Salt and Pepper sand. Black sand is due to a volcano that erupted.  

Like I said, hardly anyone on the beach.

My love for Mexican food. I really love my Hispanic culture. 

On Friday, Saturday, and Sunday the Episcopal Church of Panama had a camp called Expresate. It was a camp dedicated to the youth on knowing how to express their love to God. Whether through theater, dancing, singing, or playing an instrument, the children were told that expressing your love to God is something that can never be expressed too much. This camp was in Santa Clara which is about an hour and a half away from the city. Below are some pictures of what was a awesome time before I started teaching for the semester.

We have crazy laughs. They tell me that I have a Panama laugh.

Participants in doing Theater.

Participants playing musical instruments. 

Participants singing.

More acting.


The camp was near the beach and they let the youth go.

Took this photo because of the Island in the back

Part of the chapel 

Dedicated to Bishop Shirley back in 1989.

The front view of  St. Clare's Chapel 

The view of the alter.

I would like to end on this note: Expresate is something that I just did right now. I expressed my whole adventure through pictures and capturing the moment. I titled this post Expresate because this week showed me that I need to embrace my Hispanic culture. As most of you know, I did not truly embrace my culture when I was back in the states.

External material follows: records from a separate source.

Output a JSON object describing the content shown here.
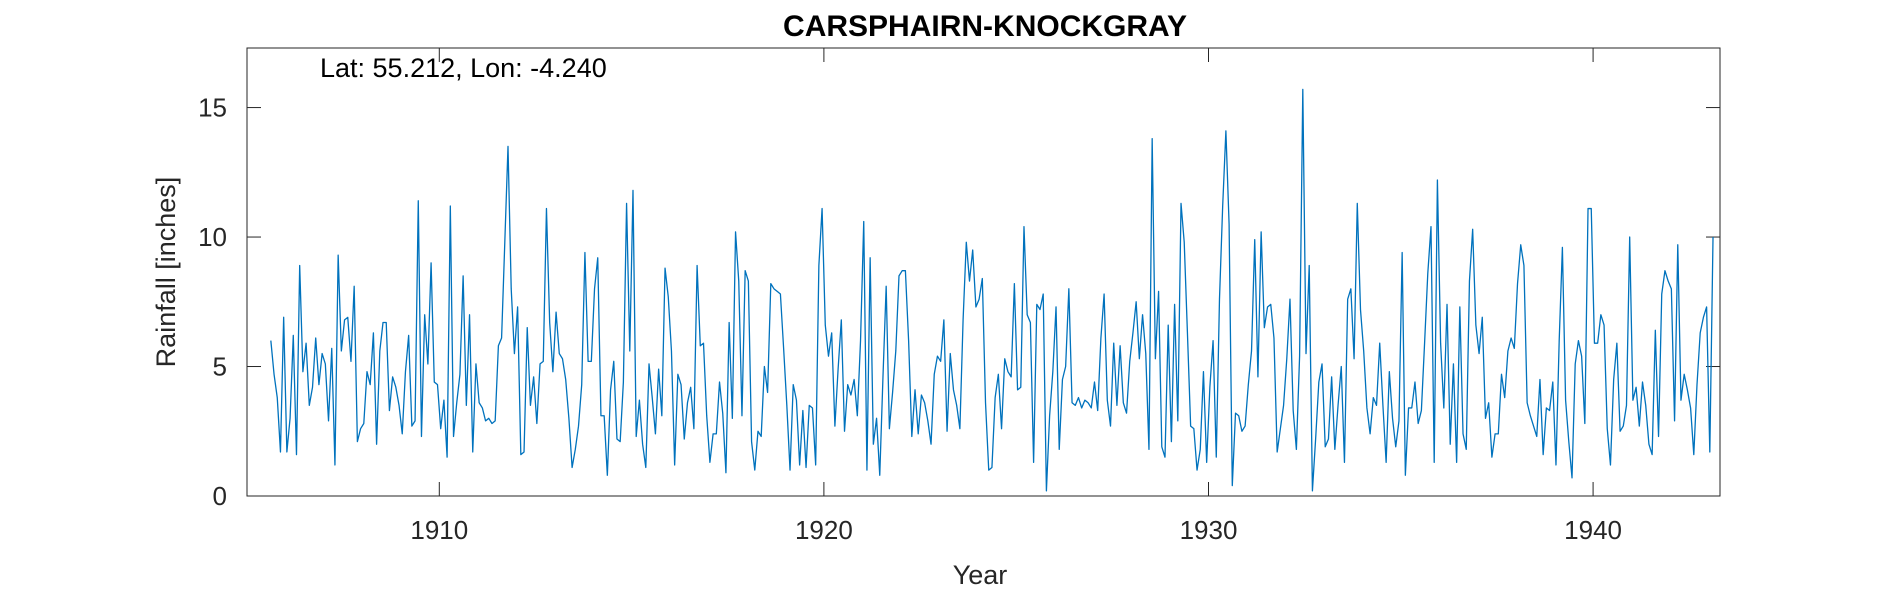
{
  "chart_data": {
    "type": "line",
    "title": "CARSPHAIRN-KNOCKGRAY",
    "annotation": "Lat: 55.212, Lon: -4.240",
    "xlabel": "Year",
    "ylabel": "Rainfall [inches]",
    "xlim": [
      1905.0,
      1943.3
    ],
    "ylim": [
      0,
      17.3
    ],
    "xticks": [
      1910,
      1920,
      1930,
      1940
    ],
    "yticks": [
      0,
      5,
      10,
      15
    ],
    "grid": false,
    "box": true,
    "color": "#0072BD",
    "x_start": 1905.62,
    "x_step": 0.08333,
    "series": [
      {
        "values": [
          6.0,
          4.7,
          3.8,
          1.7,
          6.9,
          1.7,
          3.0,
          6.2,
          1.6,
          8.9,
          4.8,
          5.9,
          3.5,
          4.2,
          6.1,
          4.3,
          5.5,
          5.1,
          2.9,
          5.7,
          1.2,
          9.3,
          5.6,
          6.8,
          6.9,
          5.2,
          8.1,
          2.1,
          2.6,
          2.8,
          4.8,
          4.3,
          6.3,
          2.0,
          5.6,
          6.7,
          6.7,
          3.3,
          4.6,
          4.2,
          3.5,
          2.4,
          4.8,
          6.2,
          2.7,
          2.9,
          11.4,
          2.3,
          7.0,
          5.1,
          9.0,
          4.4,
          4.3,
          2.6,
          3.7,
          1.5,
          11.2,
          2.3,
          3.6,
          4.7,
          8.5,
          3.5,
          7.0,
          1.7,
          5.1,
          3.6,
          3.4,
          2.9,
          3.0,
          2.8,
          2.9,
          5.8,
          6.1,
          9.8,
          13.5,
          8.0,
          5.5,
          7.3,
          1.6,
          1.7,
          6.5,
          3.5,
          4.6,
          2.8,
          5.1,
          5.2,
          11.1,
          6.7,
          4.8,
          7.1,
          5.5,
          5.3,
          4.5,
          3.0,
          1.1,
          1.8,
          2.7,
          4.3,
          9.4,
          5.2,
          5.2,
          8.0,
          9.2,
          3.1,
          3.1,
          0.8,
          4.1,
          5.2,
          2.2,
          2.1,
          4.4,
          11.3,
          5.6,
          11.8,
          2.3,
          3.7,
          2.0,
          1.1,
          5.1,
          3.8,
          2.4,
          4.9,
          3.1,
          8.8,
          7.7,
          5.6,
          1.2,
          4.7,
          4.3,
          2.2,
          3.6,
          4.2,
          2.6,
          8.9,
          5.8,
          5.9,
          3.1,
          1.3,
          2.4,
          2.4,
          4.4,
          3.2,
          0.9,
          6.7,
          3.0,
          10.2,
          8.3,
          3.1,
          8.7,
          8.3,
          2.1,
          1.0,
          2.5,
          2.3,
          5.0,
          4.0,
          8.2,
          8.0,
          7.9,
          7.8,
          5.7,
          3.5,
          1.0,
          4.3,
          3.7,
          1.2,
          3.3,
          1.1,
          3.5,
          3.4,
          1.2,
          8.9,
          11.1,
          6.6,
          5.4,
          6.3,
          2.7,
          4.9,
          6.8,
          2.5,
          4.3,
          3.9,
          4.5,
          3.1,
          6.0,
          10.6,
          1.0,
          9.2,
          2.0,
          3.0,
          0.8,
          4.6,
          8.1,
          2.6,
          4.0,
          5.6,
          8.5,
          8.7,
          8.7,
          6.0,
          2.3,
          4.1,
          2.4,
          3.9,
          3.6,
          2.9,
          2.0,
          4.7,
          5.4,
          5.2,
          6.8,
          2.5,
          5.5,
          4.1,
          3.5,
          2.6,
          6.8,
          9.8,
          8.3,
          9.5,
          7.3,
          7.6,
          8.4,
          3.6,
          1.0,
          1.1,
          3.8,
          4.7,
          2.6,
          5.3,
          4.8,
          4.6,
          8.2,
          4.1,
          4.2,
          10.4,
          7.0,
          6.7,
          1.3,
          7.4,
          7.2,
          7.8,
          0.2,
          3.1,
          4.8,
          7.3,
          1.8,
          4.5,
          5.0,
          8.0,
          3.6,
          3.5,
          3.8,
          3.4,
          3.7,
          3.6,
          3.4,
          4.4,
          3.3,
          6.1,
          7.8,
          3.7,
          2.7,
          5.9,
          3.5,
          5.8,
          3.6,
          3.2,
          5.2,
          6.3,
          7.5,
          5.3,
          7.0,
          5.5,
          1.8,
          13.8,
          5.3,
          7.9,
          1.9,
          1.5,
          6.6,
          2.1,
          7.4,
          2.9,
          11.3,
          9.8,
          6.3,
          2.7,
          2.6,
          1.0,
          1.8,
          4.8,
          1.3,
          4.2,
          6.0,
          1.5,
          7.6,
          11.2,
          14.1,
          10.5,
          0.4,
          3.2,
          3.1,
          2.5,
          2.7,
          4.3,
          5.6,
          9.9,
          4.6,
          10.2,
          6.5,
          7.3,
          7.4,
          6.1,
          1.7,
          2.6,
          3.5,
          5.3,
          7.6,
          3.3,
          1.8,
          5.4,
          15.7,
          5.5,
          8.9,
          0.2,
          2.2,
          4.4,
          5.1,
          1.9,
          2.2,
          4.6,
          1.8,
          3.5,
          5.0,
          1.3,
          7.6,
          8.0,
          5.3,
          11.3,
          7.2,
          5.6,
          3.4,
          2.4,
          3.8,
          3.5,
          5.9,
          3.5,
          1.3,
          4.8,
          3.0,
          1.9,
          2.9,
          9.4,
          0.8,
          3.4,
          3.4,
          4.4,
          2.8,
          3.3,
          5.9,
          8.6,
          10.4,
          1.3,
          12.2,
          5.9,
          3.4,
          7.4,
          2.0,
          5.1,
          1.3,
          7.3,
          2.4,
          1.8,
          8.3,
          10.3,
          6.6,
          5.5,
          6.9,
          3.0,
          3.6,
          1.5,
          2.4,
          2.4,
          4.7,
          3.8,
          5.6,
          6.1,
          5.7,
          8.2,
          9.7,
          8.9,
          3.6,
          3.1,
          2.7,
          2.3,
          4.5,
          1.6,
          3.4,
          3.3,
          4.4,
          1.2,
          6.0,
          9.6,
          3.7,
          2.1,
          0.7,
          5.1,
          6.0,
          5.4,
          2.8,
          11.1,
          11.1,
          5.9,
          5.9,
          7.0,
          6.6,
          2.6,
          1.2,
          4.5,
          5.9,
          2.5,
          2.7,
          3.5,
          10.0,
          3.7,
          4.2,
          2.7,
          4.4,
          3.5,
          2.0,
          1.6,
          6.4,
          2.3,
          7.8,
          8.7,
          8.3,
          8.0,
          2.9,
          9.7,
          3.7,
          4.7,
          4.1,
          3.4,
          1.6,
          4.3,
          6.3,
          6.9,
          7.3,
          1.7,
          10.0
        ]
      }
    ]
  }
}
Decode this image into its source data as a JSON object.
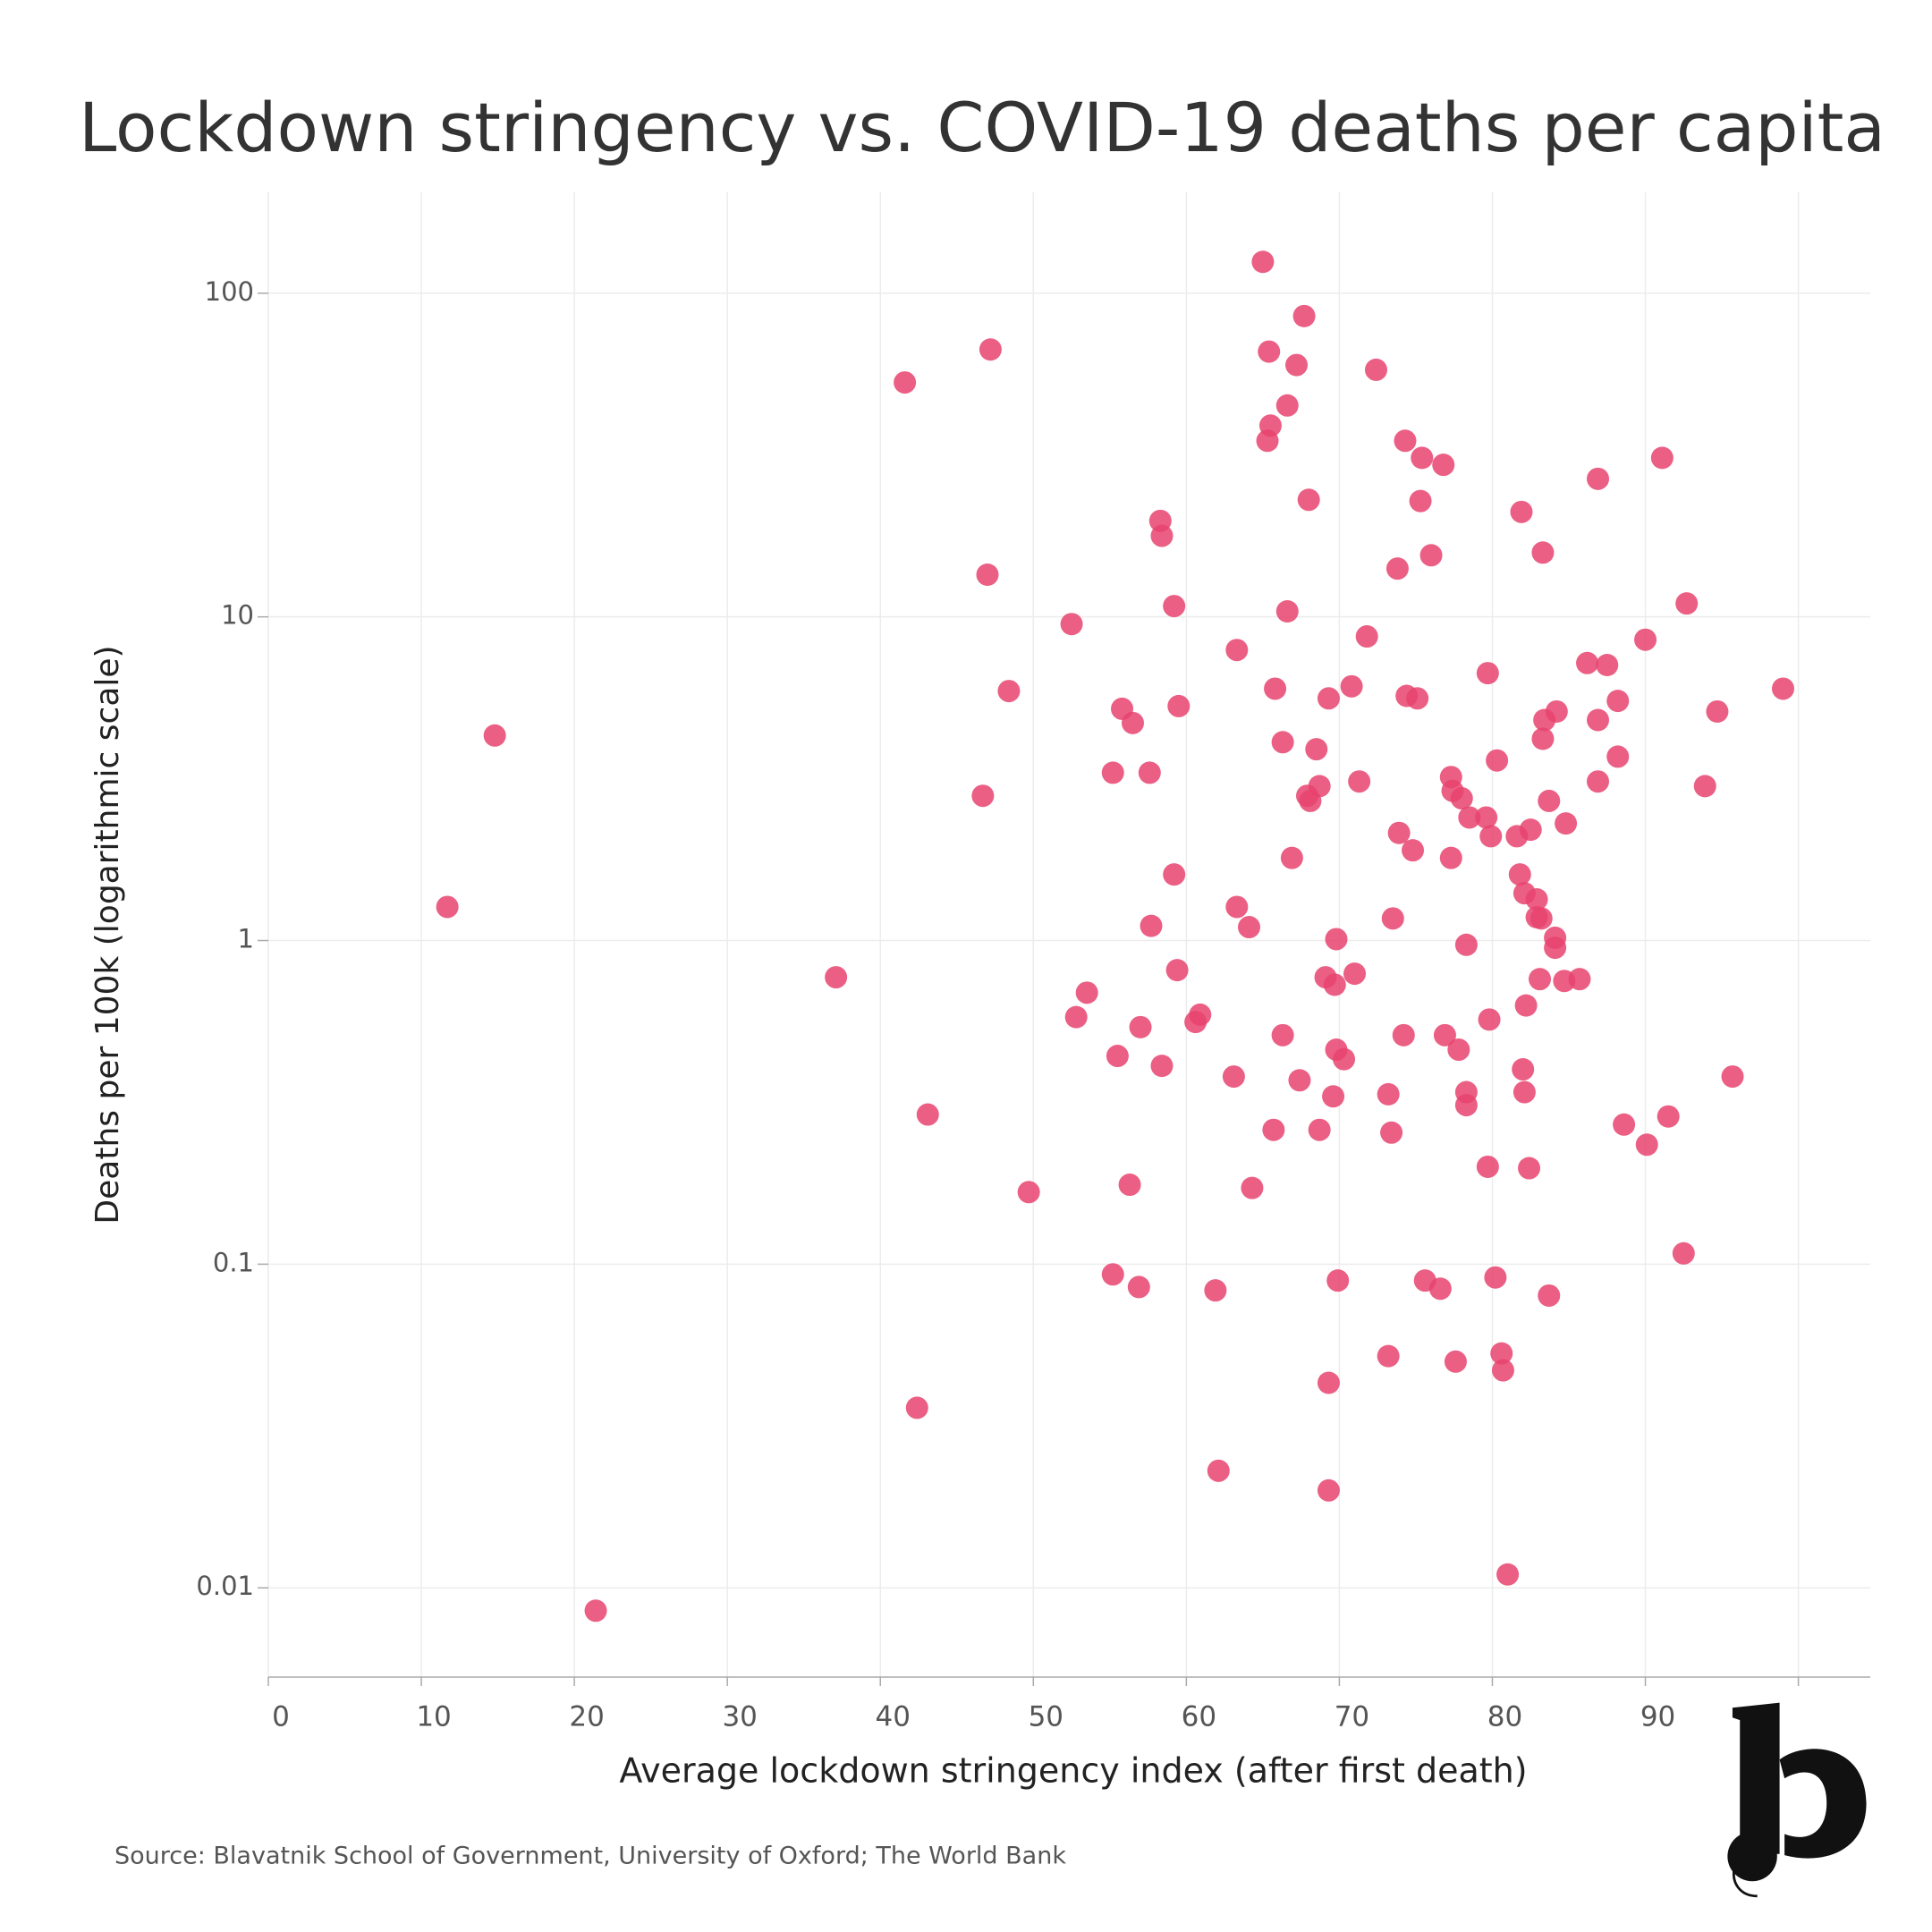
{
  "chart_data": {
    "type": "scatter",
    "title": "Lockdown stringency vs. COVID-19 deaths per capita",
    "x_label": "Average lockdown stringency index (after first death)",
    "y_label": "Deaths per 100k (logarithmic scale)",
    "source": "Source: Blavatnik School of Government, University of Oxford; The World Bank",
    "log_y": true,
    "grid": true,
    "xlim": [
      0,
      104.7
    ],
    "ylim": [
      0.0053,
      205
    ],
    "xticks": [
      0,
      10,
      20,
      30,
      40,
      50,
      60,
      70,
      80,
      90,
      100
    ],
    "yticks": [
      0.01,
      0.1,
      1,
      10,
      100
    ],
    "series": [
      {
        "color": "#e8436f",
        "x": [
          65.0,
          67.7,
          47.2,
          65.4,
          67.2,
          72.4,
          41.6,
          66.6,
          65.5,
          65.3,
          74.3,
          75.4,
          91.1,
          76.8,
          86.9,
          68.0,
          75.3,
          81.9,
          58.3,
          58.4,
          83.3,
          76.0,
          73.8,
          47.0,
          92.7,
          59.2,
          66.6,
          52.5,
          71.8,
          90.0,
          63.3,
          86.2,
          87.5,
          79.7,
          70.8,
          48.4,
          65.8,
          99.0,
          69.3,
          74.4,
          75.1,
          88.2,
          59.5,
          55.8,
          84.2,
          94.7,
          83.4,
          86.9,
          56.5,
          14.8,
          83.3,
          66.3,
          68.5,
          88.2,
          80.3,
          55.2,
          57.6,
          77.3,
          71.3,
          86.9,
          68.7,
          93.9,
          67.9,
          77.4,
          46.7,
          78.0,
          68.1,
          83.7,
          78.5,
          79.6,
          84.8,
          82.5,
          73.9,
          79.9,
          81.6,
          74.8,
          66.9,
          77.3,
          81.8,
          59.2,
          82.1,
          82.9,
          11.7,
          63.3,
          73.5,
          82.9,
          83.2,
          57.7,
          64.1,
          84.1,
          69.8,
          78.3,
          84.1,
          59.4,
          37.1,
          71.0,
          69.1,
          69.7,
          83.1,
          84.7,
          85.7,
          53.5,
          82.2,
          60.9,
          52.8,
          60.6,
          79.8,
          57.0,
          66.3,
          74.2,
          76.9,
          77.8,
          55.5,
          69.8,
          70.3,
          58.4,
          82.0,
          63.1,
          67.4,
          95.7,
          82.1,
          78.3,
          73.2,
          69.6,
          78.3,
          43.1,
          91.5,
          88.6,
          65.7,
          68.7,
          73.4,
          90.1,
          79.7,
          82.4,
          56.3,
          64.3,
          49.7,
          92.5,
          55.2,
          80.2,
          75.6,
          69.9,
          56.9,
          76.6,
          61.9,
          83.7,
          73.2,
          80.6,
          77.6,
          80.7,
          69.3,
          42.4,
          62.1,
          69.3,
          81.0,
          21.4
        ],
        "values": [
          125,
          85,
          67,
          66,
          60,
          58,
          53,
          45,
          39,
          35,
          35,
          31,
          31,
          29.5,
          26.7,
          23,
          22.8,
          21.1,
          19.8,
          17.8,
          15.8,
          15.5,
          14.1,
          13.5,
          11.0,
          10.8,
          10.4,
          9.5,
          8.7,
          8.5,
          7.9,
          7.2,
          7.1,
          6.7,
          6.1,
          5.9,
          6.0,
          6.0,
          5.6,
          5.7,
          5.6,
          5.5,
          5.3,
          5.2,
          5.1,
          5.1,
          4.8,
          4.8,
          4.7,
          4.3,
          4.2,
          4.1,
          3.9,
          3.7,
          3.6,
          3.3,
          3.3,
          3.2,
          3.1,
          3.1,
          3.0,
          3.0,
          2.8,
          2.9,
          2.8,
          2.75,
          2.7,
          2.7,
          2.4,
          2.4,
          2.3,
          2.2,
          2.15,
          2.1,
          2.1,
          1.9,
          1.8,
          1.8,
          1.6,
          1.6,
          1.4,
          1.34,
          1.27,
          1.27,
          1.17,
          1.18,
          1.17,
          1.11,
          1.1,
          1.02,
          1.01,
          0.97,
          0.95,
          0.81,
          0.77,
          0.79,
          0.77,
          0.73,
          0.76,
          0.75,
          0.76,
          0.69,
          0.63,
          0.59,
          0.58,
          0.56,
          0.57,
          0.54,
          0.51,
          0.51,
          0.51,
          0.46,
          0.44,
          0.46,
          0.43,
          0.41,
          0.4,
          0.38,
          0.37,
          0.38,
          0.34,
          0.34,
          0.335,
          0.33,
          0.31,
          0.29,
          0.286,
          0.27,
          0.26,
          0.26,
          0.255,
          0.234,
          0.2,
          0.198,
          0.176,
          0.172,
          0.167,
          0.108,
          0.093,
          0.091,
          0.089,
          0.089,
          0.085,
          0.084,
          0.083,
          0.08,
          0.052,
          0.053,
          0.05,
          0.047,
          0.043,
          0.036,
          0.023,
          0.02,
          0.011,
          0.0085
        ]
      }
    ]
  }
}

I had my heart opened up over this past weekend and finally understood why it is important to express yourself.

We had Eucharist on Sunday, and all the Spanish hymns were eye-opening to me. It made me feel like Panama was "home," and now I can truly be proud of being Mexican and not hide from it. It is something that I have struggled with for a long time back in the states, and even tried to run from it. I know that God has been showing me that when I embrace myself to my full potential, I feel more connected to God. Expressing myself is something that I work on everyday and knowing that God loves me when I express myself to my full potential is an amazing experience inside and out.